The Transcription Factor AP-2β Causes Cell Enlargement and Insulin Resistance in 3T3-L1 Adipocytes

• Published in: Endocrinology (Philadelphia) Vol. 147; no. 4; pp. 1685 - 1696
• Main Authors: Tao, Yukari, Maegawa, Hiroshi, Ugi, Satoshi, Ikeda, Kazuhiro, Nagai, Yoshio, Egawa, Katsuya, Nakamura, Takaaki, Tsukada, Shuichi, Nishio, Yoshihiko, Maeda, Shiro, Kashiwagi, Atsunori
• Format: Journal Article
• Language: English
• Published: Bethesda, MD Endocrine Society 01.04.2006; Oxford University Press
• Subjects: 1-Phosphatidylinositol 3-kinase; Adipocytes; Adipose tissue; Alleles; Biological and medical sciences; Cell size; Diabetes; Diabetes mellitus (non-insulin dependent); Enzyme inhibitors; Fundamental and applied biological sciences.
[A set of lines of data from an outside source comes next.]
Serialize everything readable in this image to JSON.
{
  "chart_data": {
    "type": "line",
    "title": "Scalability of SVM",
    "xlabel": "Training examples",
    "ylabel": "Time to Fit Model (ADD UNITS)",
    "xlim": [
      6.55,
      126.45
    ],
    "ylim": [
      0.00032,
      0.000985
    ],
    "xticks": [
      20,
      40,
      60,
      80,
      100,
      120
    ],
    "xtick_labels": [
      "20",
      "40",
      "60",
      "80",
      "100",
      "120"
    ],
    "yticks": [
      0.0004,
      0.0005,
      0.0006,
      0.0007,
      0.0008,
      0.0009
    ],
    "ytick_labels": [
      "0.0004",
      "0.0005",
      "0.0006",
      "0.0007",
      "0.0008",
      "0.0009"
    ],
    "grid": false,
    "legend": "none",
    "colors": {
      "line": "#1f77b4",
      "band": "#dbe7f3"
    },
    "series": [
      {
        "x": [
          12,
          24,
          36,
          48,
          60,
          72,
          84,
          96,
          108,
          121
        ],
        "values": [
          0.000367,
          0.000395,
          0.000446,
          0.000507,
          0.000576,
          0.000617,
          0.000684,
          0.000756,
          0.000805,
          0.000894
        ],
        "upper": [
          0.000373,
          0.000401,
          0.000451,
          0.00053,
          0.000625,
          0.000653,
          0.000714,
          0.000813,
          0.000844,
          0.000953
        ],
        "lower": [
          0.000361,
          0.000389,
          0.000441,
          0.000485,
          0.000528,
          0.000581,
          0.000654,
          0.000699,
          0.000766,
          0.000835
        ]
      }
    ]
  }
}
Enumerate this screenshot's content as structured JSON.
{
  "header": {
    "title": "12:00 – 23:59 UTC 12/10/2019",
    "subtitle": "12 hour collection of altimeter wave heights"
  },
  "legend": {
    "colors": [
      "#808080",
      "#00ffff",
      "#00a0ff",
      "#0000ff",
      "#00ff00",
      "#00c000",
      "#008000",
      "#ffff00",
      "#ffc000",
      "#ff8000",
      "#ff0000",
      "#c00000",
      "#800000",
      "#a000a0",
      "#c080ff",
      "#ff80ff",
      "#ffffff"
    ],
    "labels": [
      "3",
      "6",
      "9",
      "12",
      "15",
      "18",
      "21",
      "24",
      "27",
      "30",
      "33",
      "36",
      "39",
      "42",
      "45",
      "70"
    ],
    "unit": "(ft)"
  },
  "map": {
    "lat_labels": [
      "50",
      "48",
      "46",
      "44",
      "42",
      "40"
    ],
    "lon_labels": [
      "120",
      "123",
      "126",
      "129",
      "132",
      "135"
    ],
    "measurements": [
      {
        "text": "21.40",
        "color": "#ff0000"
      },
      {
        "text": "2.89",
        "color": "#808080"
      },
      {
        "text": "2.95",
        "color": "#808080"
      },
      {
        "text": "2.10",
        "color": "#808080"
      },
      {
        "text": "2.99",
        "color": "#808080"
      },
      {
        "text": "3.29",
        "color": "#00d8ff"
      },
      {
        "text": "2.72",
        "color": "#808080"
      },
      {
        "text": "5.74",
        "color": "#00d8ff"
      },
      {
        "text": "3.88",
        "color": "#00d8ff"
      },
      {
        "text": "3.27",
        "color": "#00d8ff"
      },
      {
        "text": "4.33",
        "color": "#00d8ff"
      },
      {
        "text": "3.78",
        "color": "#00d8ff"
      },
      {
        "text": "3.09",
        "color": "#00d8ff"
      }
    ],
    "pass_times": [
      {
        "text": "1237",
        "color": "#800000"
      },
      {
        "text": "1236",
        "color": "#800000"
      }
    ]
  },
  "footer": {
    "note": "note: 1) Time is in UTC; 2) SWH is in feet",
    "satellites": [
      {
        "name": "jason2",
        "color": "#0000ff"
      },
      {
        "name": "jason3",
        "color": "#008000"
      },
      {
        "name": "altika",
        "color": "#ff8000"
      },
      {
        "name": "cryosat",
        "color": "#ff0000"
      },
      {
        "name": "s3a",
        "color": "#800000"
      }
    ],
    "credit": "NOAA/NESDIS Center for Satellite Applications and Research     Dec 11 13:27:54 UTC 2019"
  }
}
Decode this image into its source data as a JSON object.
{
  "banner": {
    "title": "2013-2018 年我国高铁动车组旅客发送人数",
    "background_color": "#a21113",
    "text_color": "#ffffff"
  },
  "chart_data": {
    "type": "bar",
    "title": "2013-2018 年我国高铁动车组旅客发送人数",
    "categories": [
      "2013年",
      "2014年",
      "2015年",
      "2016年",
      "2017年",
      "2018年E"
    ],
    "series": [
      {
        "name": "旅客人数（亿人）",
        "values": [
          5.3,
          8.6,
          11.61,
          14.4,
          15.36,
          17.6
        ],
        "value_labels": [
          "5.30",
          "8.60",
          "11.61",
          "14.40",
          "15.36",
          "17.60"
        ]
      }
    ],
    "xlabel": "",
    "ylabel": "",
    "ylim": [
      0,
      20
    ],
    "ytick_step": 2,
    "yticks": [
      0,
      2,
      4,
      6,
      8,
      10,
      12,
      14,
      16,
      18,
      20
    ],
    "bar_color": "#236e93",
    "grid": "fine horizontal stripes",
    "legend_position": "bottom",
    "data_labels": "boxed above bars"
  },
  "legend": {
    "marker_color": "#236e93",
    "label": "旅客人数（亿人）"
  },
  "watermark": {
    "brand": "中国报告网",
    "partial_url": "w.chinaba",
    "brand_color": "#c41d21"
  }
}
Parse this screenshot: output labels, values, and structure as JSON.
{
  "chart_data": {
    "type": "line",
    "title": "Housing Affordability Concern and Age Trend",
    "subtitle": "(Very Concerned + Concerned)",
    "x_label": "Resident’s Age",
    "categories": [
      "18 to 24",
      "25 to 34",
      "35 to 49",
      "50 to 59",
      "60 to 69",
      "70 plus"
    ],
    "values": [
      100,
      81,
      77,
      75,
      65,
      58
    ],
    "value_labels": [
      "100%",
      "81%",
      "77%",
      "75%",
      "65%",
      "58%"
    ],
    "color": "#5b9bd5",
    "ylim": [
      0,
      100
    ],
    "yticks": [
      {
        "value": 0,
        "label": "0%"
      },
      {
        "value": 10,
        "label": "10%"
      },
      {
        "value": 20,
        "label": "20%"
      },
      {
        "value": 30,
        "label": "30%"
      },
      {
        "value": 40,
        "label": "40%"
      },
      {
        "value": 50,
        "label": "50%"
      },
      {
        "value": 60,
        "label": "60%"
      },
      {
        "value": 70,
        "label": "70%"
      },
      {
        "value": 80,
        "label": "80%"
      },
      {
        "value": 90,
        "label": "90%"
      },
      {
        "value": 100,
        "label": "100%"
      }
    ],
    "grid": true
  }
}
Psychology; Gene expression; Glucose; Grb2 protein; Hypertrophy; Insulin; Insulin resistance; Kinases; Pathogenesis; Phospholipase C; Phosphorylation; Protein kinase C; Proteins; Resistance factors; siRNA; Transcription factors; Triglycerides; Tyrosine; Vertebrates: endocrinology; Transcription factor; Adipocyte; Insulin resistance
• ISSN: 0013-7227; 1945-7170
• DOI: 10.1210/en.2005-1304

We have reported the association of variations in the activating protein-2β (AP-2β) transcription factor gene with type 2 diabetes. This gene was preferentially expressed in 3T3-L1 adipocytes in a differentiation stage-dependent manner, and preliminary experiments showed that subjects with the disease-susceptible allele showed stronger expression in adipose tissue than those without the susceptible allele. Thus, we overexpressed the AP-2β gene in 3T3-L1 adipocytes to clarify whether AP-2β might play a crucial role in the pathogenesis of type 2 diabetes through dysregulation of adipocyte function. In cells overexpressing AP-2β, cells increased in size by accumulation of triglycerides accompanied by enhanced glucose uptake. On the contrary, suppression of AP-2β expression by small interfering RNA inhibited glucose uptake. Enhancement of glucose uptake by AP-2β overexpression was attenuated by inhibitors of phospholipase C (PLC) and atypical protein kinase Cζ/λ (PKCζ/λ), but not by a phosphatidylinositol 3-kinase (PI3-K) inhibitor. Consistently, we found activation of PLC and atypical PKC, but not PI3-K, by AP-2β expression. Furthermore, overexpression of PLCγ enhanced glucose uptake, and this activation was inhibited by an atypical PKC inhibitor, suggesting that the enhanced glucose uptake may be mediated through PLC and atypical PKCζ/λ, but not PI3-K. Moreover, we observed the increased tyrosine phosphorylation of Grb2-associated binder-1 (Gab1) and its association with PLCγ, indicating that Gab1 may be involved in AP-2β-induced PLCγ activation. Finally, AP-2β overexpression was found to relate to the impaired insulin signaling. We propose that AP-2β is a candidate gene for producing adipocyte hypertrophy and may relate to the abnormal characteristics of adipocytes observed in obesity.